BBC 4’s Woman’s Hour interviewed elf ‘n’ safety chair Judith Hackett yesterday. She went into some detail about the misrepresentation of the HSE by the media. Thankfully the HSE has an antidote to most of this fabulation in their Myth of the Month page, going back to 2007.

Health and Safety stories have become an exceedingly easy way to ratchet the indignation of an angry readership. Stories like conkers being banned at schools (no they weren’t) are so beautifully seductive to both hack and reader; the journalist can make up all the lies he wants and never risk litigation, the reader can further convince himself that the world is indeed going (or has gone) mad.

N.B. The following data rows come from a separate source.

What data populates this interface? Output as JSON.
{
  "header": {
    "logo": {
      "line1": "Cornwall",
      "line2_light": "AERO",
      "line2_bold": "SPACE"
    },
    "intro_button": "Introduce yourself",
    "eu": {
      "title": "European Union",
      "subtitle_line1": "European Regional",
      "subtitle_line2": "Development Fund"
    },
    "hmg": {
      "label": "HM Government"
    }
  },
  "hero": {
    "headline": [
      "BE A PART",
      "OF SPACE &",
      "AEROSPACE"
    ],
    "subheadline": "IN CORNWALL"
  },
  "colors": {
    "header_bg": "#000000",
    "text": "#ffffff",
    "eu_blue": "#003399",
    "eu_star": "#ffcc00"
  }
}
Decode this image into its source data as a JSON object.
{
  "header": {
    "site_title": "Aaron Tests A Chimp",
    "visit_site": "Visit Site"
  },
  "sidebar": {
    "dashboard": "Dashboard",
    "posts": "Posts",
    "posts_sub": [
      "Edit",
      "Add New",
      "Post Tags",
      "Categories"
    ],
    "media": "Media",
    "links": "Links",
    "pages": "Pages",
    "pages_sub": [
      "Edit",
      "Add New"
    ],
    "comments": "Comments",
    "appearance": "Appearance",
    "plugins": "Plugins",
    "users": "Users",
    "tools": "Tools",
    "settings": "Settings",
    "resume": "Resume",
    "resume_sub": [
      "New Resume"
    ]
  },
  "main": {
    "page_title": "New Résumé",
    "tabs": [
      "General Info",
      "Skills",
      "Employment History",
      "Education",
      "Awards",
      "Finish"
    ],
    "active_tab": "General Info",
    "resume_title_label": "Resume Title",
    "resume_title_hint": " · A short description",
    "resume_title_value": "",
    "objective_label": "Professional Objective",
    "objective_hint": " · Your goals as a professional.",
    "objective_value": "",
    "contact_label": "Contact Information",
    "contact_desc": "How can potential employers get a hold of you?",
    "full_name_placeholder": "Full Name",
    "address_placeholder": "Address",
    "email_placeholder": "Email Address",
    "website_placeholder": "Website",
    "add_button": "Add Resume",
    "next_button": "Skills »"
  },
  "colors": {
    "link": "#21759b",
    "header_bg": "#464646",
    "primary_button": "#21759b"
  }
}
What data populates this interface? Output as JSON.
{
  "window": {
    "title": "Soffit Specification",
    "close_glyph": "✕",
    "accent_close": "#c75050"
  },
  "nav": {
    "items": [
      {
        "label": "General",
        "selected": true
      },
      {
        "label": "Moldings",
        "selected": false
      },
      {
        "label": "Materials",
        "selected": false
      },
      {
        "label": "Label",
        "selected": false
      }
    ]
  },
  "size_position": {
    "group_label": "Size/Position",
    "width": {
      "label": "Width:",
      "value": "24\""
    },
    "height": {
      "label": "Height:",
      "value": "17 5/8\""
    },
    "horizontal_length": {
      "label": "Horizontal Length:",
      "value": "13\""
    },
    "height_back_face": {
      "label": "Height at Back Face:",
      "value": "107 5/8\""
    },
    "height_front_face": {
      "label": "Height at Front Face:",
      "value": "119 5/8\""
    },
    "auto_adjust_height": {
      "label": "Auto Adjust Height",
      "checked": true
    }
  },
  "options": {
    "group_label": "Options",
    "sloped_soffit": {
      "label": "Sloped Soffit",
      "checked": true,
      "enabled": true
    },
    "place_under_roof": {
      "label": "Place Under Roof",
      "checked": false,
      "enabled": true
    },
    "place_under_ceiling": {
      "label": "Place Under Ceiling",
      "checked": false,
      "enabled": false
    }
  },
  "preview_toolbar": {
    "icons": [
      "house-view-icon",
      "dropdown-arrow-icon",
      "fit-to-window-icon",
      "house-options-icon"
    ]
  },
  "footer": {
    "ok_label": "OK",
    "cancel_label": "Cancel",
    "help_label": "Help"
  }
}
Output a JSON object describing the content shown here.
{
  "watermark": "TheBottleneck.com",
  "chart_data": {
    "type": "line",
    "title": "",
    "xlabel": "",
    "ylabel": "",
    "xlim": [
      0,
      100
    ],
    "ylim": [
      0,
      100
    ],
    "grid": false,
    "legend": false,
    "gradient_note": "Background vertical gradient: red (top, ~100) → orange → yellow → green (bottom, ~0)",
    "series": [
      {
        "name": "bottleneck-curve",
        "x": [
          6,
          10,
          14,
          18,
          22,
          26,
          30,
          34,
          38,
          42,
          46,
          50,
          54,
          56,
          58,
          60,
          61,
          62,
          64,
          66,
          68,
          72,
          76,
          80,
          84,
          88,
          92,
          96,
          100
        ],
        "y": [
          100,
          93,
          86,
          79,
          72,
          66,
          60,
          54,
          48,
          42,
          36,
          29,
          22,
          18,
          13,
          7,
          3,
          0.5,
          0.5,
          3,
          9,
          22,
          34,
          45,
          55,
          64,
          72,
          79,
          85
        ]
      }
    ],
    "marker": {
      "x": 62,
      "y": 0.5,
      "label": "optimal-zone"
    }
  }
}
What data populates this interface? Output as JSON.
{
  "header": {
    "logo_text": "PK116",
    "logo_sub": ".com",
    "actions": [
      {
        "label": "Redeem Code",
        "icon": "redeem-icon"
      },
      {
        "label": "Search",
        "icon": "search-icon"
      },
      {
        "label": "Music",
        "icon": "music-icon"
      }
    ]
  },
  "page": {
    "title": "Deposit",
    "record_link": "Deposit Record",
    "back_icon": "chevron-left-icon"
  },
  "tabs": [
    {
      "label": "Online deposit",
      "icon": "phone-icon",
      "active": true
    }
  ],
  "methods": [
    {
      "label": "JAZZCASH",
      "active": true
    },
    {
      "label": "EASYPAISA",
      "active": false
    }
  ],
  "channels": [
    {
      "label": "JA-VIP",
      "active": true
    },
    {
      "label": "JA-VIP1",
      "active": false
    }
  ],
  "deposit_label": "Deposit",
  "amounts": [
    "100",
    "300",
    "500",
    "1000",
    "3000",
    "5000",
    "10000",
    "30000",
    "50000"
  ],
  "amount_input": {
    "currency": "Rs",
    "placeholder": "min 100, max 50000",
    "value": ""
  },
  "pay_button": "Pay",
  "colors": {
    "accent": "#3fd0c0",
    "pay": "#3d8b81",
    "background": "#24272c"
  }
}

Some indication of the magnitude of the reservoir of spurious health and safety stories is apparent in the numbers of them published in the papers whose very existences, it would seem, depend on the lies of tabloid journalists. These stories are oxygen for The Daily Mail and The Telegraph. Searching their sites you get the following results:

“health and safety” in Daily Mail = 4738

“elf ‘n’ safety” in Daily Mail = 140*

“health and safety” in Telegraph = 6360

The latest one to emerge is that you’ll face prosecution for clearing the snow outside your home. Another risible lie, but a myth which has had the momentum to carry it abroad. People in Ireland actually believe this shibboleth too. Nothing to do with the Irish Daily Mail, would it?

*Richard Littlejohn coined the term ‘elf ‘n’ safety’. He is arguably the most strident critic writing about the HSE and its fascist agenda, which he does from his home in Florida.